在个人层面上,玛丽娜有充分的自我认同,她的女性身份被自己认可和吸收,但当她遇到外部世界时却经常受到威胁。玛丽亚是有节制的,冷静的,她的行为和言语是有尊严的优雅的,几乎是一种情感策略,帮助她面对她收到的敌意,希望能保持她的自我认同。医生对玛丽娜的性行为和名字表示怀疑和困惑的态度,这与奥兰多的死亡没有任何关系。当玛丽娜因恐慌症发作而逃跑时,这种怀疑进一步升级了。突然间,逃跑象征着一种好奇的行为,可能与奥兰多之死的真相有关,只是因为玛丽娜的性取向模糊不清。警察来了,侦探找到了她,每个人都在挑剔她的名字,每次玛丽娜都需要强调她的代名词。这些折磨人的问话让她的心理崩溃,我们可以看到玛丽娜勇敢地选择忍受敌意,坚持自己的立场,但我们也看到她在家里崩溃,寻找发泄口来释放自己的情绪。
玛丽娜唯一的目标和愿望是与她的爱人告别。然而,这个看似唯一合理和应得的愿望却被奥兰多的前家人和机构当局拦截了。他的儿子布鲁诺住在公寓里,后来和他的恐高症朋友一起暴力骚扰她;他的前妻索尼娅疏远玛丽娜,禁止她参加葬礼,口头上侮辱她是个 "奇美拉"。警察、侦探Adriana、医生和体检人员,都对Marina行使了他们的权力,Marina没有被玷污,但作为一个少数民族,她只是一个变性女人而无能为力。面对所有的仇恨,她选择了忍受、消化,并以她温和的态度和手段来解决这个问题。她没有得到社会的支持,她只能靠自己,她只是一个普通的女人,她在周围的环境中没有主导权。然而,玛丽娜设法在混乱中生存下来。她设法找到了内心的力量,她爬上汽车,要求归还她的狗,她两次试图闯入仪式,最终她的爱使她找到了奥兰多。玛丽娜的神奇之处在于,她是一个普通的女人,在她的社会中没有特权,她有能力在崩溃后找回自己,治愈自己,继续生活。
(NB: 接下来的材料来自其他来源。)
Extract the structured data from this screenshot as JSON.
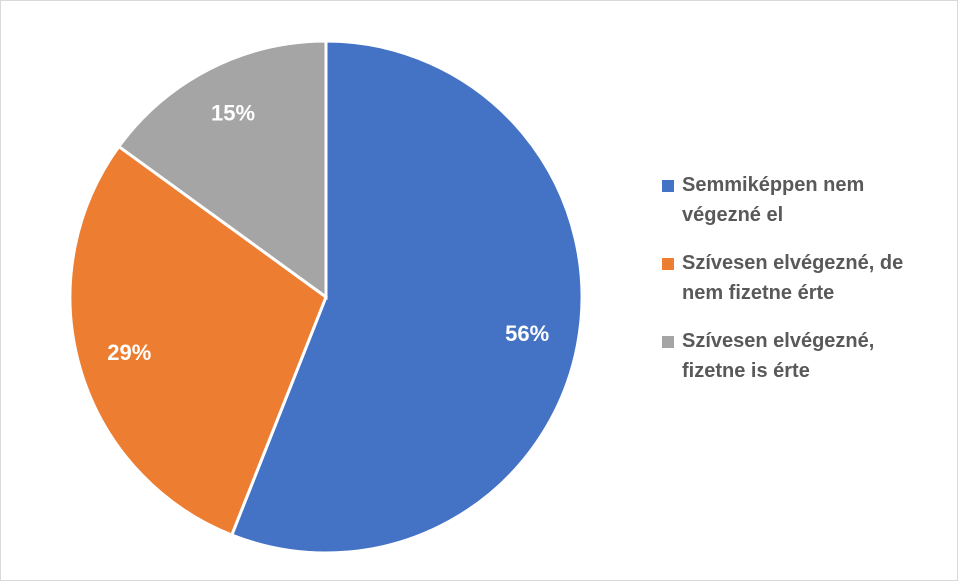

这部电影的摄影非常有趣。吸引我眼球的是《幻想女人》的色彩和灯光。红色是温暖而深沉的,代表着强烈的爱。第一部分是用红色调的灯光,玛丽娜和奥兰多在俱乐部相遇,红色围绕着他们;黄色的阴影是贬值的感觉,玛丽娜失去了奥兰多,路灯覆盖着她;蓝色是平静、纯粹、真诚和理性,电影的后面部分大量使用蓝色来象征玛丽娜的选择和行动的温度。镜子在影片中被频繁使用。无论是她在街上遇到的大镜子,还是她放在大腿间的小镜子,每次她盯着镜子看时,观众也会被吸引到目光的方向。在这些盯着镜子的情节中,观众看到玛丽娜进行了一个自我认同的心理过程,这些反射不仅将我们与玛丽娜的精神状态联系起来,也为观众提供了一个反思她在之前的情节中所经历的事情的空间。玛丽娜幻觉看到奥兰多的灵魂,她靠在强风中,以及她作为领舞在夜总会自由表演的超现实情节,都是对玛丽娜情感状态的描述和她心理挣扎的体现。这些艺术方法帮助像我这样的观众与主人公有更多的联系,可以更好地随情节发展而流动。